Among the many great things about Laurie Frankel’s novel This Is How It Always Is are the chapter titles. Each one makes you wonder how the story will unfold. From the first “Once Upon a Time Claude Was Born,” each title gives a little clue as the next part of the story. My favorite is “Annus Mirabilis.” The chapter begins like this:
Penn found himself thinking a lot about John Dryden. Dryden was one those poets you read in graduate school but not in life. No one’s email signature was a Dryden quote. Anyone whose email signature was a Dryden quote hadn’t read the rest of the long, dry verse it came from. But Dryden had a poem: “Annus Mirabilis.” The year of wonders. It was a poem about England in 1666. England in 1666 was decidedly not having a year of wonders. England in 1666 had war, plague, and a three-day fire that destroyed most of London, plus Isaac Newton invented calculus, thereby making the lives of mathematically ungifted students immeasurably worse forever. But Dryden’s poem was about what a great year it was because it could have been worse. They lived to see 1667 after all. At least, everyone who read the poem did. [From This Is How It Always Is by Laurie Frankel, p 163]

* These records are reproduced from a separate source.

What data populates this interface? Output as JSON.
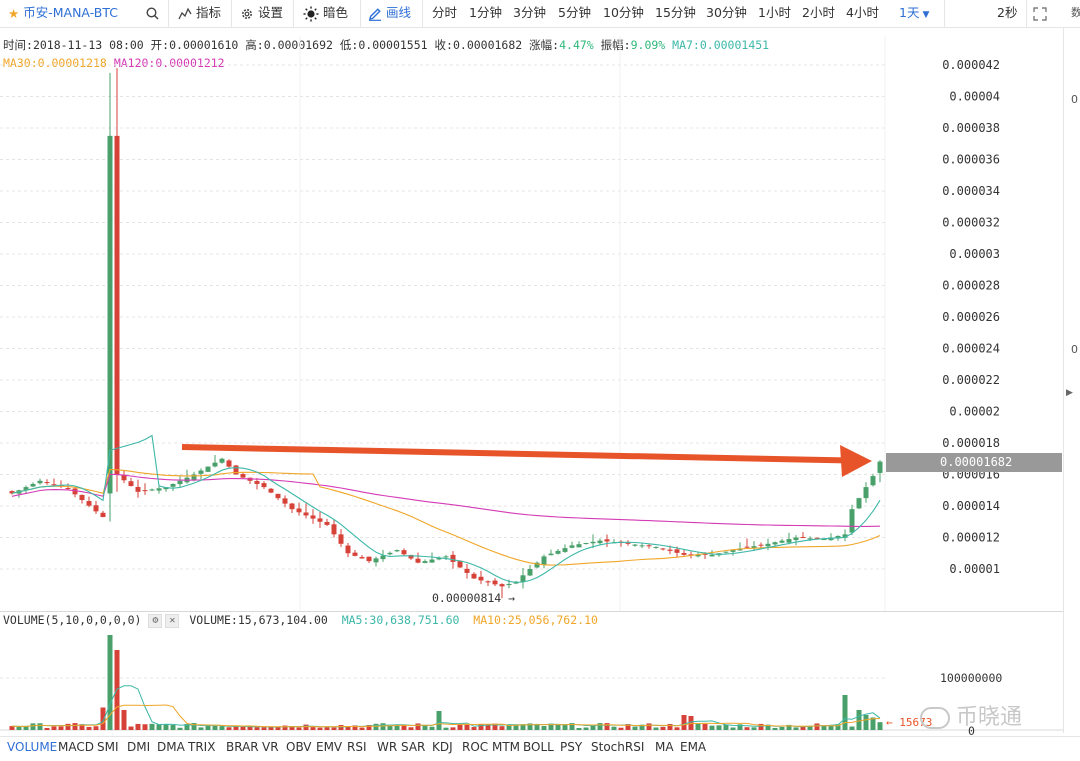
{
  "toolbar": {
    "symbol": "币安-MANA-BTC",
    "indicators_label": "指标",
    "settings_label": "设置",
    "theme_label": "暗色",
    "draw_label": "画线",
    "periods": [
      "分时",
      "1分钟",
      "3分钟",
      "5分钟",
      "10分钟",
      "15分钟",
      "30分钟",
      "1小时",
      "2小时",
      "4小时"
    ],
    "active_period": "1天",
    "refresh": "2秒"
  },
  "ohlc": {
    "time_label": "时间:",
    "time": "2018-11-13 08:00",
    "open_label": "开:",
    "open": "0.00001610",
    "high_label": "高:",
    "high": "0.00001692",
    "low_label": "低:",
    "low": "0.00001551",
    "close_label": "收:",
    "close": "0.00001682",
    "change_label": "涨幅:",
    "change": "4.47%",
    "amplitude_label": "振幅:",
    "amplitude": "9.09%",
    "ma7_label": "MA7:",
    "ma7": "0.00001451",
    "ma30_label": "MA30:",
    "ma30": "0.00001218",
    "ma120_label": "MA120:",
    "ma120": "0.00001212"
  },
  "price_axis": {
    "ticks": [
      "0.000042",
      "0.00004",
      "0.000038",
      "0.000036",
      "0.000034",
      "0.000032",
      "0.00003",
      "0.000028",
      "0.000026",
      "0.000024",
      "0.000022",
      "0.00002",
      "0.000018",
      "0.000016",
      "0.000014",
      "0.000012",
      "0.00001"
    ],
    "current_price": "0.00001682",
    "min_label": "0.00000814 →"
  },
  "volume": {
    "title": "VOLUME(5,10,0,0,0,0)",
    "volume_label": "VOLUME:",
    "volume": "15,673,104.00",
    "ma5_label": "MA5:",
    "ma5": "30,638,751.60",
    "ma10_label": "MA10:",
    "ma10": "25,056,762.10",
    "tick": "100000000",
    "zero": "0",
    "last_label": "← 15673"
  },
  "indicator_tabs": [
    "VOLUME",
    "MACD",
    "SMI",
    "DMI",
    "DMA",
    "TRIX",
    "BRAR",
    "VR",
    "OBV",
    "EMV",
    "RSI",
    "WR",
    "SAR",
    "KDJ",
    "ROC",
    "MTM",
    "BOLL",
    "PSY",
    "StochRSI",
    "MA",
    "EMA"
  ],
  "active_indicator": "VOLUME",
  "watermark": "币晓通",
  "edge_texts": [
    "数",
    "0",
    "0"
  ],
  "colors": {
    "up": "#4aa06a",
    "down": "#d64238",
    "ma7": "#3cb8a8",
    "ma30": "#f0a628",
    "ma120": "#d43bb5",
    "arrow": "#e8542a",
    "accent": "#2f6fd6"
  },
  "chart_data": {
    "type": "candlestick",
    "y_range": [
      8.2e-06,
      4.2e-05
    ],
    "x_count": 125,
    "volume_tick": 100000000,
    "annotation": "arrow from day ~26 at 0.0000175 to latest day at 0.0000169"
  }
}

This is a story about a family’s experience with their transgender son/daughter. Their joys, sorrows, struggles, and conversations are those of any family working through any particular issue. The gift of this novel is how it shows the care, love, and ease with which even the most unusual and seemingly difficult matters can be lived.
This is a funny, poignant, and powerful book, and I highly recommend it. Frankel takes this au courant topic and makes it part of all of our daily lives and culture.